After that initial contact, the Grandmothers made a series of inquiries and visited several judges to ask for their advice on the best way to deal with the case. By that time, Mr. Juárez’s sister, nicknamed Chichi, went to Buenos Aires and the judge gave her permission to talk to Beto. He developed a warm relationship with his aunt, who eventually collected all the documentation necessary to be grated custody of the child. After much travail, Beto was returned to his family.
“On the same day that Beto was back with his family,” continued Mrs. De Mariani, “Chichi brought him to the Grandmothers’ headquarters in Buenos Aires. When Beto arrived, we gave him our corporate stamps to play with. He was playing with them when all of a sudden he saw the picture of a little girl we had been trying to locate. We were doing press releases about her case, which is very important because we found out that she had been adopted by a man who was the head of one of the most infamous death squads operating in Argentina. That man is now a fugitive, and has taken the girl and the rest of his family with him.” Mrs. de Mariani paused for a few seconds and the continued.
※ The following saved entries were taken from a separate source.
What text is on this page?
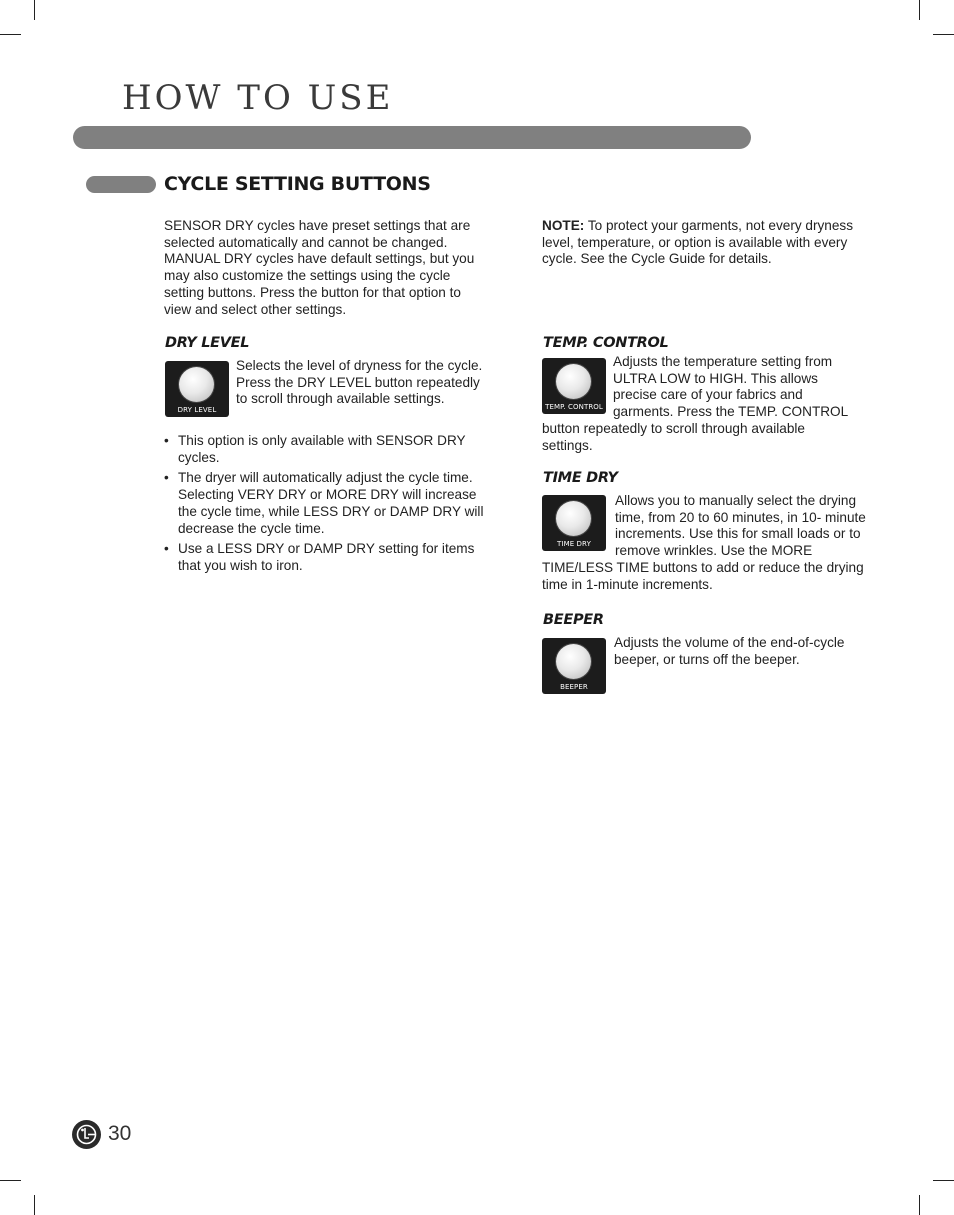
HOW TO USE
CYCLE SETTING BUTTONS

SENSOR DRY cycles have preset settings that are selected automatically and cannot be changed. MANUAL DRY cycles have default settings, but you may also customize the settings using the cycle setting buttons. Press the button for that option to view and select other settings.

DRY LEVEL
DRY LEVEL

Selects the level of dryness for the cycle. Press the DRY LEVEL button repeatedly to scroll through available settings.

• This option is only available with SENSOR DRY cycles.
• The dryer will automatically adjust the cycle time. Selecting VERY DRY or MORE DRY will increase the cycle time, while LESS DRY or DAMP DRY will decrease the cycle time.
• Use a LESS DRY or DAMP DRY setting for items that you wish to iron.

NOTE: To protect your garments, not every dryness level, temperature, or option is available with every cycle. See the Cycle Guide for details.

TEMP. CONTROL
TEMP. CONTROL

Adjusts the temperature setting from ULTRA LOW to HIGH. This allows precise care of your fabrics and garments. Press the TEMP. CONTROL button repeatedly to scroll through available settings.

TIME DRY
TIME DRY

Allows you to manually select the drying time, from 20 to 60 minutes, in 10- minute increments. Use this for small loads or to remove wrinkles. Use the MORE TIME/LESS TIME buttons to add or reduce the drying time in 1-minute increments.

BEEPER
BEEPER

Adjusts the volume of the end-of-cycle beeper, or turns off the beeper.

30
“I was sitting next to Beto when he asked who this girl was. His aunt, with great sensitivity, told him, ‘She is a girl who has disappeared, and the Grandmothers are now looking for her as they were looking for you.’ He didn’t say anything, continued stamping papers and said, ‘First they get rid of them [the children] and then they look for them.’ I was taken aback by Beto’s words. I explained to Beto that this girl had never been abandoned by her family, and that her grandmother had been desperately looking for her. He continued playing silently, occasionally looking at me with those big, wonderful eyes of his. I then took a picture out of my wallet and told him, ‘See? I am also looking for my granddaughter; her name is Clara Anahí. I love her dearly, but I cannot find her and bring her back to me.’ I said to him that many nights I cry out of frustration, and then I explained to him as clearly as possible the process by which children were made to disappear. He listened to me attentively, but still he did not say anything.
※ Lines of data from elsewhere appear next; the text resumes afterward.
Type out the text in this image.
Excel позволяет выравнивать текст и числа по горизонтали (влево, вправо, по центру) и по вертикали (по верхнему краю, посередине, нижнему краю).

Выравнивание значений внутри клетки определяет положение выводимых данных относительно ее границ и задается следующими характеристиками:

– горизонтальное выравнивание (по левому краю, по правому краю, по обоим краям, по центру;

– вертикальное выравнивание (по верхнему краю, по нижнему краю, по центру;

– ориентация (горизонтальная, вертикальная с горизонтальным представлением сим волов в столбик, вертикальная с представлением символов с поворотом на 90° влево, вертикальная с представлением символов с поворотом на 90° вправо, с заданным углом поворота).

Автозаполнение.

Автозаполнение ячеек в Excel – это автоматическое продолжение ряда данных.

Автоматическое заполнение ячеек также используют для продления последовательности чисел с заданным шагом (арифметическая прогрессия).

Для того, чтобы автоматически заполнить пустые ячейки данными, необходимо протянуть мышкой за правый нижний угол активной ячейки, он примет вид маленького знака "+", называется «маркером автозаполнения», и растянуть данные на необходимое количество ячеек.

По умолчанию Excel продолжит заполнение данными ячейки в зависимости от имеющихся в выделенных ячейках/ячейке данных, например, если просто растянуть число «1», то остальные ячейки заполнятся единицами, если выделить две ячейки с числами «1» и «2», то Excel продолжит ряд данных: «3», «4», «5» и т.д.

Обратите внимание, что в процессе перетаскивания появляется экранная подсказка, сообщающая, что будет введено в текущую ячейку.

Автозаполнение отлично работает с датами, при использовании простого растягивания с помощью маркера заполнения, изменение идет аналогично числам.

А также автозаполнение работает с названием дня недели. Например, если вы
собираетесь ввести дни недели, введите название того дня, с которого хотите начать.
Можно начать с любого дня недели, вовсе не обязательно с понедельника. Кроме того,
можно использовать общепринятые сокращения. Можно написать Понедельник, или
He then went to an office next to ours, where our secretary [Nora] works. Beto saw her typing on a big electric typewriter, something he had never seen before. Our secretary is not an abuela [grandmother]; she is the only young person working in our headquarters. They quickly developed a good rapport.
Nora asked Beto if he would like her to type his name. He agreed, and for the first time in his life Beto saw his full name in print. He looked at it with curiosity, and asked Nora if she would mind adding something after his name. She said that she would not and Beto asked her, “Please write Now.” Because the word by itself didn’t have any meaning Nora proceeded to ask him, “Now what?” Lowering his head, Beto responded, “Now Beto is free.”
César Chelala is a co-winner of an Overseas Press Club of America award for “Missing or Dead in Argentina: The Desperate Search for Thousands of Abducted Victims,” which was published as a cover story in The New York Times Magazine.